Terror filled me, and I began to babble, panicked, “I don’t know why I’m here! I’m innocent, I didn’t do anything, I don’t even know what you think I did but whatever it was I didn’t do it, this is all a huge mistake, I would never do anything!” I couldn’t look at the agents, so I looked at the woman across the table from me. She gave me a sad, cynical kind of smile, like, Do you really think they care? And I knew, then, that they didn’t, so I shut up.

The rat-like agent then turned to her and said in the same way, “Holly Malacrow, you know why you’re here. Do you-”

She interrupted him, mid-sentence. “Yeah, yeah, I know why I’m here. Fuck you too.”

Just a minute ago, I’d been thinking she was a criminal, and now she was confirming it, but it didn’t matter anymore. I liked her, admired her, wished I could be as brave and cool under fire as her, wished at least that we could be friends.

The agent said, in an authoritative yet somehow mocking tone, “Holly Malacrow, you are being given the honor of ridding this county of a traitorous piece of scum!” He held up a gun, not the machine gun he was armed with but a smaller one. “You understand that if you try anything stupid, you’ll be gunned down by my colleagues.
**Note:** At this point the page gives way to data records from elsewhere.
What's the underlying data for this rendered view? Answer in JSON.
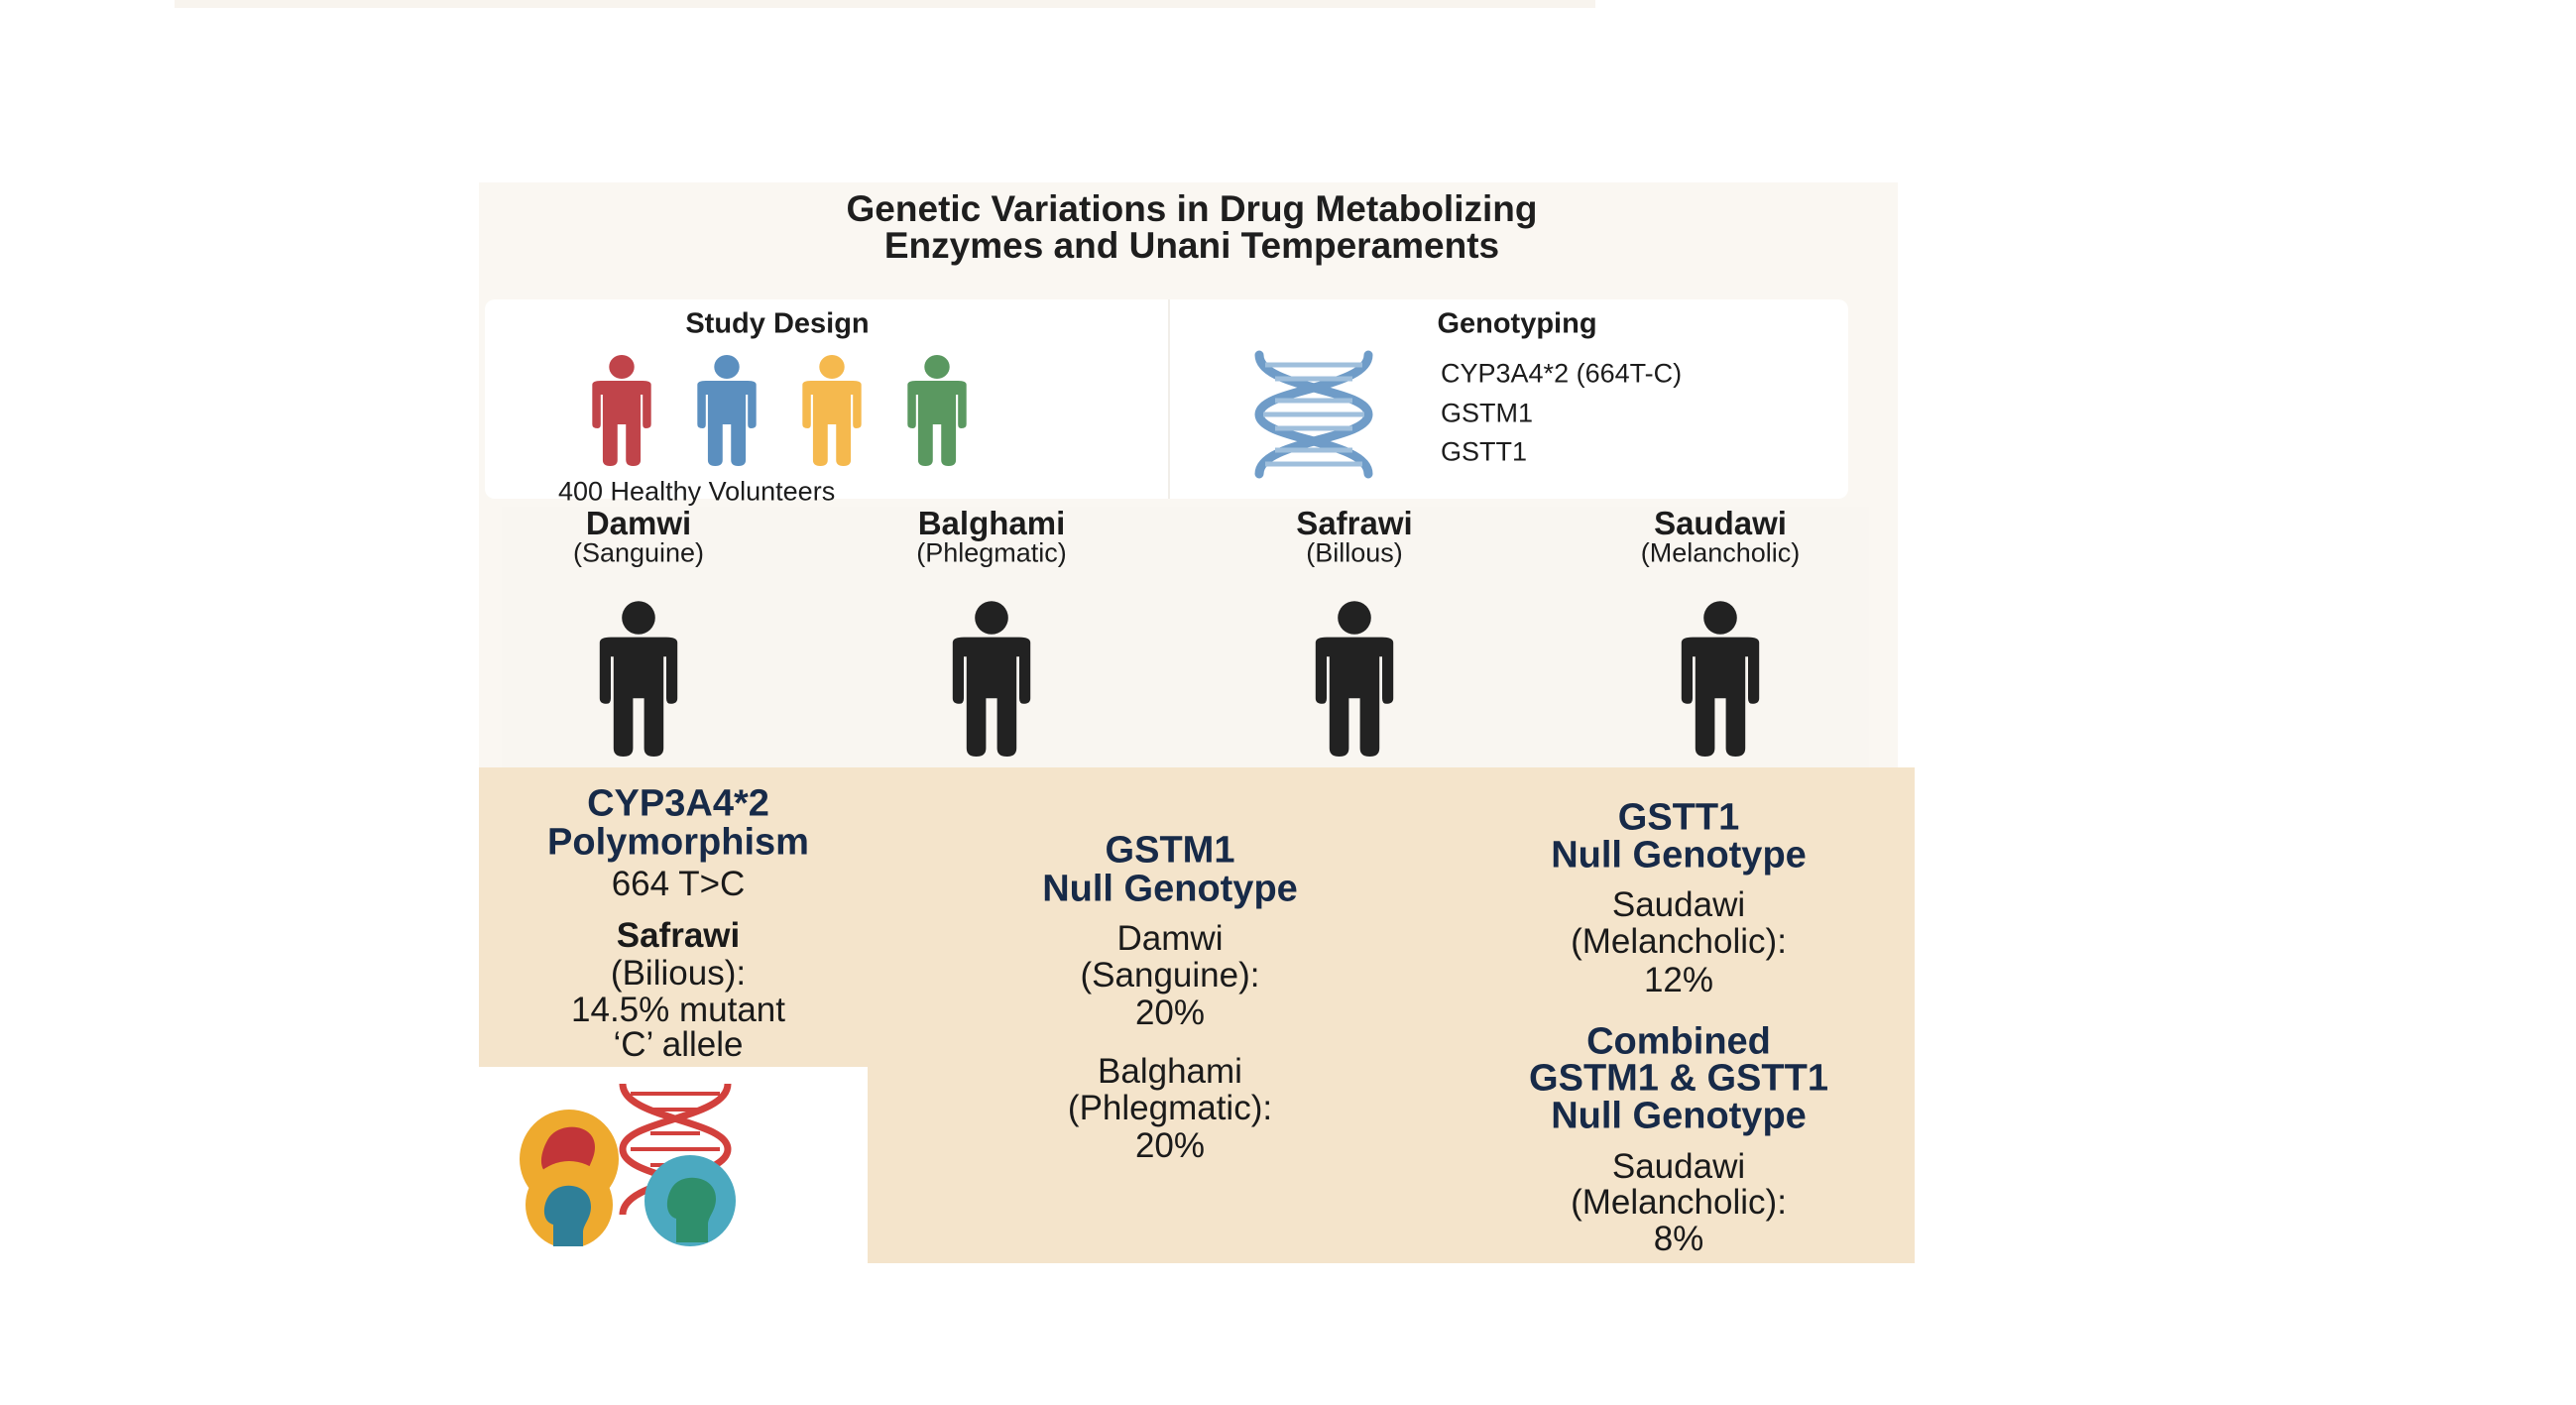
{
  "title": {
    "line1": "Genetic Variations in Drug Metabolizing",
    "line2": "Enzymes and Unani Temperaments"
  },
  "study_design": {
    "label": "Study Design",
    "volunteers": "400 Healthy Volunteers",
    "people_colors": [
      "#c0444a",
      "#5b8fbf",
      "#f5b94e",
      "#5a9860"
    ]
  },
  "genotyping": {
    "label": "Genotyping",
    "genes": [
      "CYP3A4*2 (664T-C)",
      "GSTM1",
      "GSTT1"
    ],
    "dna_color": "#6f9cc8"
  },
  "temperaments": [
    {
      "name": "Damwi",
      "sub": "(Sanguine)"
    },
    {
      "name": "Balghami",
      "sub": "(Phlegmatic)"
    },
    {
      "name": "Safrawi",
      "sub": "(Billous)"
    },
    {
      "name": "Saudawi",
      "sub": "(Melancholic)"
    }
  ],
  "findings": {
    "cyp": {
      "h1": "CYP3A4*2",
      "h2": "Polymorphism",
      "variant": "664 T>C",
      "group": "Safrawi",
      "group_sub": "(Bilious):",
      "value1": "14.5% mutant",
      "value2": "‘C’ allele"
    },
    "gstm1": {
      "h1": "GSTM1",
      "h2": "Null Genotype",
      "a1": "Damwi",
      "a2": "(Sanguine):",
      "a3": "20%",
      "b1": "Balghami",
      "b2": "(Phlegmatic):",
      "b3": "20%"
    },
    "gstt1": {
      "h1": "GSTT1",
      "h2": "Null Genotype",
      "a1": "Saudawi",
      "a2": "(Melancholic):",
      "a3": "12%"
    },
    "combined": {
      "h1": "Combined",
      "h2": "GSTM1 & GSTT1",
      "h3": "Null Genotype",
      "a1": "Saudawi",
      "a2": "(Melancholic):",
      "a3": "8%"
    }
  },
  "colors": {
    "heading": "#172a48",
    "panel_bg": "#f4e4cb"
  }
}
Now you can shoot her, or shoot yourself.” He smirked, and looked me over, and I could feel him imagining my dead body slumping onto the floor. He handed Holly the gun.

She looked me in the eyes, and raised the gun, and I knew I was about to die. I’d never see my family or friends again, never sit down in my desk at school, never have the chance to… so many things. I’d be one of those people who just disappear, and everyone knows what happened to them but nobody talks about it for fear of joining them. I wanted to look away, but I didn’t want to spend my last moment on earth as a coward, so I met her gaze head on.
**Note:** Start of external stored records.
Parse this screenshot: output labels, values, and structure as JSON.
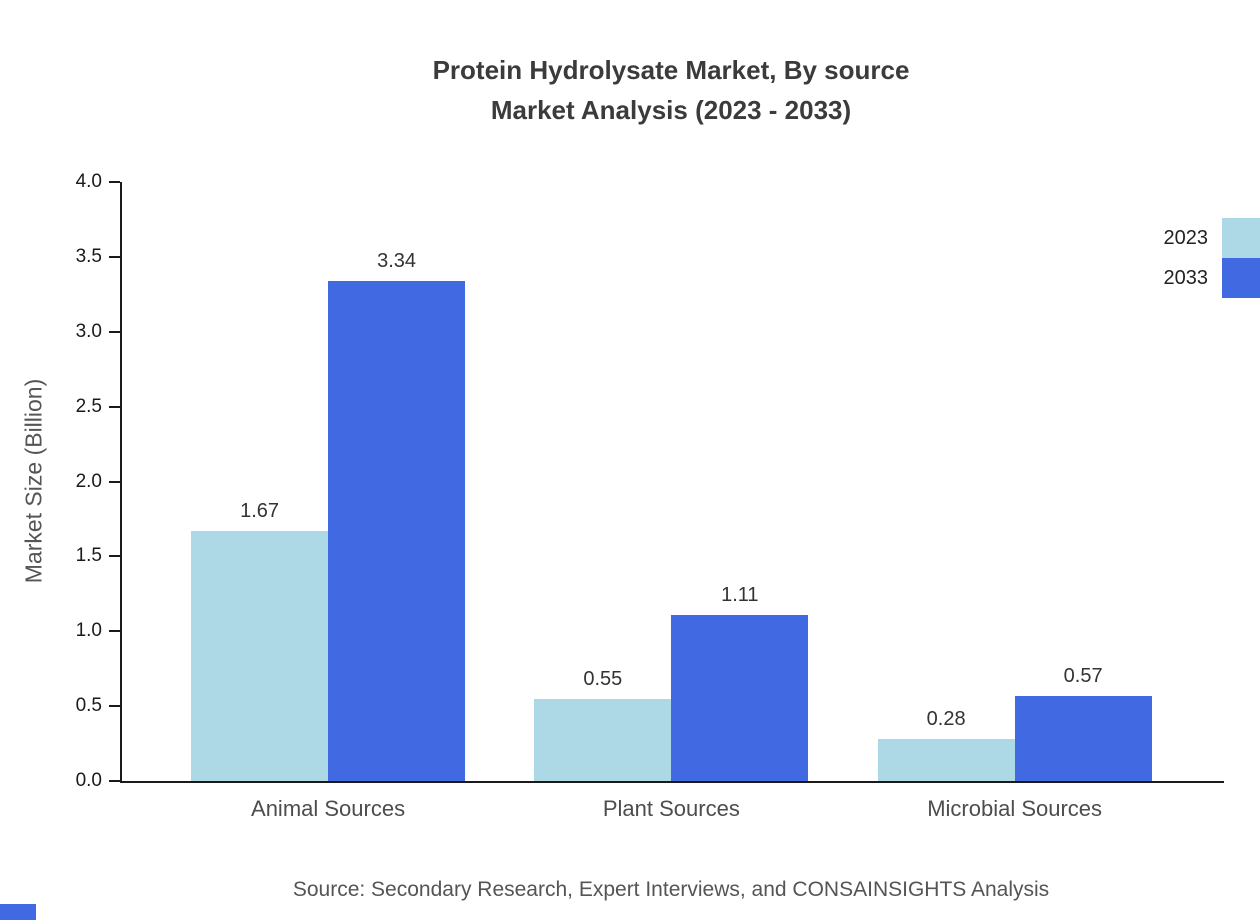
{
  "title": {
    "line1": "Protein Hydrolysate Market, By source",
    "line2": "Market Analysis (2023 - 2033)"
  },
  "footer": {
    "source": "Source: Secondary Research, Expert Interviews, and CONSAINSIGHTS Analysis"
  },
  "colors": {
    "accent": "#4169E1",
    "series_2023": "#ADD8E6",
    "series_2033": "#4169E1",
    "axis": "#1a1a1a"
  },
  "chart_data": {
    "type": "bar",
    "title": "Protein Hydrolysate Market, By source — Market Analysis (2023 - 2033)",
    "categories": [
      "Animal Sources",
      "Plant Sources",
      "Microbial Sources"
    ],
    "series": [
      {
        "name": "2023",
        "color": "#ADD8E6",
        "values": [
          1.67,
          0.55,
          0.28
        ]
      },
      {
        "name": "2033",
        "color": "#4169E1",
        "values": [
          3.34,
          1.11,
          0.57
        ]
      }
    ],
    "xlabel": "",
    "ylabel": "Market Size (Billion)",
    "ylim": [
      0,
      4.0
    ],
    "ytick_step": 0.5,
    "grid": false,
    "legend_position": "top-right",
    "value_labels_decimals": 2
  }
}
“Make it worth it,” she said, and before I could comprehend, she raised the gun to her head and pulled the trigger.

I don’t know why they let me go. I think they must have known, probably all along, that I was innocent. Was I just a trap for her? But no, the agent really had expected her to kill me. But they could have killed me too. I’ll never know why they didn’t. I was injected again, and as I slid off into unconsciousness I assumed it was a lethal poison this time. I can’t begin to describe how shocked I was when I woke up on the sidewalk sometime later.

I managed to get home. I’d been missing for a day. My parents were frantic, and demanded an explanation. “I don’t know, I don’t feel good,” I mumbled, still bleary from the drugs. I went to sleep, and when I woke up the next day I said I had no idea what had happened, and I must have gotten really sick and collapsed somewhere. Well, I couldn’t tell the truth. Everybody knows you can’t talk about that kind of thing.

I think about Holly Malacrow a lot. I’d thought she must have been a criminal, but I think now that she was actually a rebel. Before, I would have said it’s the same thing, but I don’t think that anymore. The whole thing wasn’t just a mistake, and if the government really does things that horrible—and now that I’ve been thinking about it, I know they do; not everyone who’s disappeared deserved it, and some of their laws are just ridiculous when you actually think about them—then maybe it’s right to rebel against them.

I want to find Holly’s family, or friends, or whoever her people were, and tell them what happened. I have to be careful to do it without raising suspicion, but I have some ideas. I think they’ll be rebels too, and I’m going to join them. Because what I think about most of all was that last thing she said, “Make it worth it.” And I will.